Сегодня каждый дурак знает, как должен выглядеть «русский Чехов», но все с трудом себе представляют, что же такое «русский Софокл». «Русский Беккет» – звучит и то понятнее.

Опыт Таирова с его гениальной «Федрой» Расина до сих пор выглядит опытом сугубо личным и экзотическим. Как и современные эксперименты – Юрия Любимова («Электра», «Медея», «Антигона»), Алексея Левинского («Царь Эдип»), Анатолия Васильева («Медея. Материал», «Илиада. Песнь двадцать третья»). Хотя именно Васильев с его идеей и техникой мистериального театра мог бы, наверное, дать русской сцене  урок новой античности.

Не удивлюсь, если мои современники твердо убеждены, что античный сюжет первыми принесли на русскую сцену в 1990-х годах немец Петер Штайн, грек Теодорас Терзопулос и японец Тадаши Сузуки. Хотя в каком-то смысле новым всплеском интереса к античности мы обязаны, действительно, им. И очередной смуте.

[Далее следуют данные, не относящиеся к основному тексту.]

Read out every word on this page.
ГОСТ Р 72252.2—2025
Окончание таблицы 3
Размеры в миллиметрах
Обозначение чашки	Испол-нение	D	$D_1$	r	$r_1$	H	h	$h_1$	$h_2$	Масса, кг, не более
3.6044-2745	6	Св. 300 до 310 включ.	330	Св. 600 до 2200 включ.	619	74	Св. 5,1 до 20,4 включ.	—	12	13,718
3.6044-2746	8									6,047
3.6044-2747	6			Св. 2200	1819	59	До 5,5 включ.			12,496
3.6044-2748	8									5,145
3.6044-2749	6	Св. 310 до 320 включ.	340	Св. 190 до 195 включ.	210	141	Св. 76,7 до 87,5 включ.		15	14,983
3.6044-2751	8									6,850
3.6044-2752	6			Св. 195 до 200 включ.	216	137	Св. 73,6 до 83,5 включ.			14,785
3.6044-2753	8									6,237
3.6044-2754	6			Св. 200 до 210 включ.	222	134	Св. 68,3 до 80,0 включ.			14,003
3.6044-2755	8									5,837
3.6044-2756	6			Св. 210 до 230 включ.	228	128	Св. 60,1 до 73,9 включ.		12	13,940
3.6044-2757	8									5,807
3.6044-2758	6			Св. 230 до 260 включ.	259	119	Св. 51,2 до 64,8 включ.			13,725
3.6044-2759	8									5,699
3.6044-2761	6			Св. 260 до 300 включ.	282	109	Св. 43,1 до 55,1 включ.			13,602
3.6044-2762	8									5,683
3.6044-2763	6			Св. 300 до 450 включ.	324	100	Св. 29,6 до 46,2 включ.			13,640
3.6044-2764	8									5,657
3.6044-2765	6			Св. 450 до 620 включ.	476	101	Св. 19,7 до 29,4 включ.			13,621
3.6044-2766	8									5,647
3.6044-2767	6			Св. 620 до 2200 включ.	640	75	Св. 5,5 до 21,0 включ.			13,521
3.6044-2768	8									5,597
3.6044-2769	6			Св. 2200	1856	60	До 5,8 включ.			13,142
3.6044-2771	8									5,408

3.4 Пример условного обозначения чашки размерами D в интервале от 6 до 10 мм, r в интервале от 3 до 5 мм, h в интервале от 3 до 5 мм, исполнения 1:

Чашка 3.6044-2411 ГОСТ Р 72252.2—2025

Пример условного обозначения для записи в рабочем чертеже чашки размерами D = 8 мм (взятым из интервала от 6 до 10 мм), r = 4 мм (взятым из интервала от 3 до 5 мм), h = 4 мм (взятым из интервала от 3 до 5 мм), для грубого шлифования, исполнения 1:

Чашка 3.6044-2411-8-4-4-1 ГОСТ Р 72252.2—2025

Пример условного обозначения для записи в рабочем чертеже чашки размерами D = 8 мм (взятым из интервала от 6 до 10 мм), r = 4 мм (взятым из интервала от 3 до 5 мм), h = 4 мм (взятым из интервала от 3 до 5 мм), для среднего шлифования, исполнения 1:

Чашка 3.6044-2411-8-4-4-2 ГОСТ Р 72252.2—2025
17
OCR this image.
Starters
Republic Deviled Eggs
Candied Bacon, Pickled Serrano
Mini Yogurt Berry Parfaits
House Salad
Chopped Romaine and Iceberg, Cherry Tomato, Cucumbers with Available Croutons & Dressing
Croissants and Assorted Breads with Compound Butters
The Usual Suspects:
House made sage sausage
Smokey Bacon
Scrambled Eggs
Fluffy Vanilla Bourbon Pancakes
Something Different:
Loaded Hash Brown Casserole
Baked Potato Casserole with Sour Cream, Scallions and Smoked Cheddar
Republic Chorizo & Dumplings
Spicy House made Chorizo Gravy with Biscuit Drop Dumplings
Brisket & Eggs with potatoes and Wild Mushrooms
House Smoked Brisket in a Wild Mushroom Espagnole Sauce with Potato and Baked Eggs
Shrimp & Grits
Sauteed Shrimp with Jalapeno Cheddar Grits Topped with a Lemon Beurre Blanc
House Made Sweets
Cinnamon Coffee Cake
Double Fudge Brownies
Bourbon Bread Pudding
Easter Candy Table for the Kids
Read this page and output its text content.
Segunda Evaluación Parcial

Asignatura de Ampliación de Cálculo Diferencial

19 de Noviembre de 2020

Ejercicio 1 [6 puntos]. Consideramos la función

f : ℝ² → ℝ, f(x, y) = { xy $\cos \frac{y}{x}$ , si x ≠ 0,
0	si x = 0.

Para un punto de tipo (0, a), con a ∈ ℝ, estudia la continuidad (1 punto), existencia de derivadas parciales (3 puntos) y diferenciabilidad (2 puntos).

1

От «Орестеи» Штайна до «Орестеи» Вайля

Восьмичасовая «Орестея» П. Штайна, сыгранная в 1994 году на сцене Театра Советской Армии стала театральным событием и продемонстрировала Москве европейский размах античного зрелища. Тогда это было в новинку, и восприняли это неоднозначно.
Еще в 1974 году Штайн частным образом приезжал в Россию, пробыл здесь полтора месяца, четыре раза попадал в милицию и потом признавался, что эта поездка далась ему труднее, чем переход через Сахару. В 1975 году Галина Волчек, посмотрев его «Дачников», пригласила Штайна поставить в «Современнике» «что-нибудь», на что тот гордо ответил: «Я не могу работать в стране, где не имею возможности открыто высказать свое мнение». Новой России он наивно поверил. Впервые поставив «Орестею» в Германии в 1980-м, московский спектакль он задумал еще в 1989-м. Задумал в одной стране, а осуществил в другой. Полное приключений рождение московской «Орестеи» и то упорство, с каким Штайн на ней настаивал, свидетельствуют о том, как важна была ему эта затея.

(Министр обороны Язов, у которого следовало просить разрешения играть на сцене ЦАТСА, был категорически против этой идеи. И свободная пресса, в общем, еще до всяких путчей ославила министра, с удовольствием процитировав его «мо» о том, что во вверенном ему театре не будет «какой-то немец ставить какого-то грека». Министра уламывали руководители театральных союзов – Кирилл Лавров, Олег Ефремов, Валерий Шадрин. Леонид Хейфец даже подавал в отставку, как главный режиссер «негостеприимного» театра. Уломали, наконец, власть знаменитые актрисы, Людмила Чурсина, Лариса Голубкина и Алина Покровская. В итоге Штайн приехал в Москву 3 октября 1993 года, аккурат к началу путча. Но к репетициям 5 октября все равно приступил. Премьера «Орестеи» состоялась 29 января 1994 года, в день, когда умер Евгений Леонов. Все это – обстоятельства, достойные «античного сюжета».)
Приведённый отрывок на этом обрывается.